“I think it’s something that can’t be explained in words”. “I along with my brother, Mirza Ali Baig, was climbing for ‘gender equality’ and this was the main concept of our expedition.”
These are the words of Samina Baig, the first Pakistani woman to conquer not only Mt. Everest, but also the other 6 highest peaks of the world. Though her brother gave up bid a few hundred meters short of the summit, but he encouraged Samina to go on and prove that women can just as well conquer mountains as men. This was another step to bring ‘women empowerment’ in action for Samina, and she did it as well. She credits her success to her brother, who did not let her give up on her mission.
“Lifting the flag of Pakistan on the top of Everest was matchless, unbelievable and feels unreal. I was a symbol of women’s empowerment, I had achieved gender equality, and altogether I represented Pakistani women and showed their courage and strength not as an individual.”

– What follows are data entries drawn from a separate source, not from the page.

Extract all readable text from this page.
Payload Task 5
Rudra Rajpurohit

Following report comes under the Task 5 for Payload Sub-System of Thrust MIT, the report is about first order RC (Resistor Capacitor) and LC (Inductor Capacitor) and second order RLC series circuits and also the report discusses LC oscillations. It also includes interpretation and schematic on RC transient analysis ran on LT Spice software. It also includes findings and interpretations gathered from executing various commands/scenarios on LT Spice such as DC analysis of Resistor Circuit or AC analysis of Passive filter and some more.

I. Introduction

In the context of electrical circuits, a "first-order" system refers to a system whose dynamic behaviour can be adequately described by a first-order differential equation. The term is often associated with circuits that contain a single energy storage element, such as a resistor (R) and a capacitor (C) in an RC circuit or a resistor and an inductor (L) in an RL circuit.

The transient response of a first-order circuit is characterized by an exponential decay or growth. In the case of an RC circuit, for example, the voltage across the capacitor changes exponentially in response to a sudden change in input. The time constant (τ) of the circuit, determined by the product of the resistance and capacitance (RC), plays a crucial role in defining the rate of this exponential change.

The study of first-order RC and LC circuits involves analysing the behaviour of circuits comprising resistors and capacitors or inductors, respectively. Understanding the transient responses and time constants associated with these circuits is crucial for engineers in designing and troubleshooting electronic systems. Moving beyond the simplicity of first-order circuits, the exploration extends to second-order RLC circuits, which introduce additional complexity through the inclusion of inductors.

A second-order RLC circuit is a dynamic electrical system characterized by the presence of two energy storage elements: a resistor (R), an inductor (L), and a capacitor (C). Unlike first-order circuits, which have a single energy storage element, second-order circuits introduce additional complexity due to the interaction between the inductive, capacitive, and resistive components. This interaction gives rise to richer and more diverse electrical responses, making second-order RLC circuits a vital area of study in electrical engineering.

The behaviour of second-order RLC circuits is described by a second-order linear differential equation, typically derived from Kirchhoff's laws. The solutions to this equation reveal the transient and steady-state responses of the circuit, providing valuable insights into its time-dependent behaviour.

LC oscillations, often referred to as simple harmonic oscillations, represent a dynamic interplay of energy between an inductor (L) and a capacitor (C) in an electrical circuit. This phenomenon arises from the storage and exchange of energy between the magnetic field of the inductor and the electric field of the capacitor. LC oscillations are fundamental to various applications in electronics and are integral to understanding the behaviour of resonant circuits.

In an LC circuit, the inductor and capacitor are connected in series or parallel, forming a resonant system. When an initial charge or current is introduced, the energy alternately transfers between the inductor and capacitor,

Samina and Baig started the journey together but he stepped back at approximately 8,600 meters almost 248 meters short of the summit, to prove women empowerment. Later her brother, Baig, 31, joined her and together they hoisted the green flag at the top of Everest.
Samina and her brother, Mirza Baig, belong to the Shimshaal village situated near the Chinese border. Living near the mountains her entire life, it was Samina’s dream to start mountaineering and her brother too infested her mind with this idea. They both wanted to climb mountains together in the future, and their wishes undoubtedly came true.
Always determined in spirit but initially facing limited resources, every climb proved an enormous challenge. Refusing to be deterred, in the early days Samina climbed in men’s boots which were donated. Now supported by enthusiastic and committed sponsors, which according to Dawn media includes foreign supporters, embassies and Serena Hotels but no support from Government, Samina has become the first Pakistani woman to summit all seven highest peaks in the seven continents in just less than eight months.
“Shimshali mountaineering is sort of inherited. Our ancestors built Shimshal beneath a glacier, and our community survived this harsh environment using mountaineering skills. Our grandparents and great-grandparents climbed with homemade ropes, wooden stakes and animal horns. Modern mountaineering only reached Shimshal in the 1980s, but Shimshali men soon made their mark. Four of the seven Pakistanis who have summited K2 are from my village.”
Achievements include participation in the First Pakistani Women’s Winter Climbing Expedition and later becoming the first Pakistani woman to climb Everest and the youngest Muslim woman to do so aged just 21. Speaking to Newsweek after her Everest summit, Samina explained that she climbs to empower women, she said, “I was thinking about the women of Pakistan, those who are not allowed to get education, those who are not allowed to do whatever they want to do in their life. I hope that the families will understand that the contribution of women is important and can be more powerful for building a greater country.”
On their adventure on Mt. Everest, they had a total of 5 people in their team; two Indian twin sisters and a Saudi girl included. Samina and her brother have started up an organization through which they look forward to promote gender equality and women empowerment.
The duo of the mountaineer siblings reached the peaks of seven highest mountains of the world over a span of eight months. Samina reached the summit of the following mountains: Mt Aconcagua, Argentina the highest peak in South America (6,961 m), Mt Vinson, Antarctica (4.822m), Mt Kilimanjaro (5895m) Tanzania and Mt McKinley, Alaska, (6,168 m) where she became the first Pakistani woman to climb to the top of the highest mountain in North America. Samina also scaled the following, Puncak Java (4,884 m) the highest peak in Indonesia and Europe’s highest mountain, Mt Elbrus, (5,642 m) as well as Mt Everest, world’s highest mountain (8,848 m).
“It is my intention to motivate more women to participate as this will give a message of confidence to females everywhere that if a young woman can climb mountains, she can do anything.”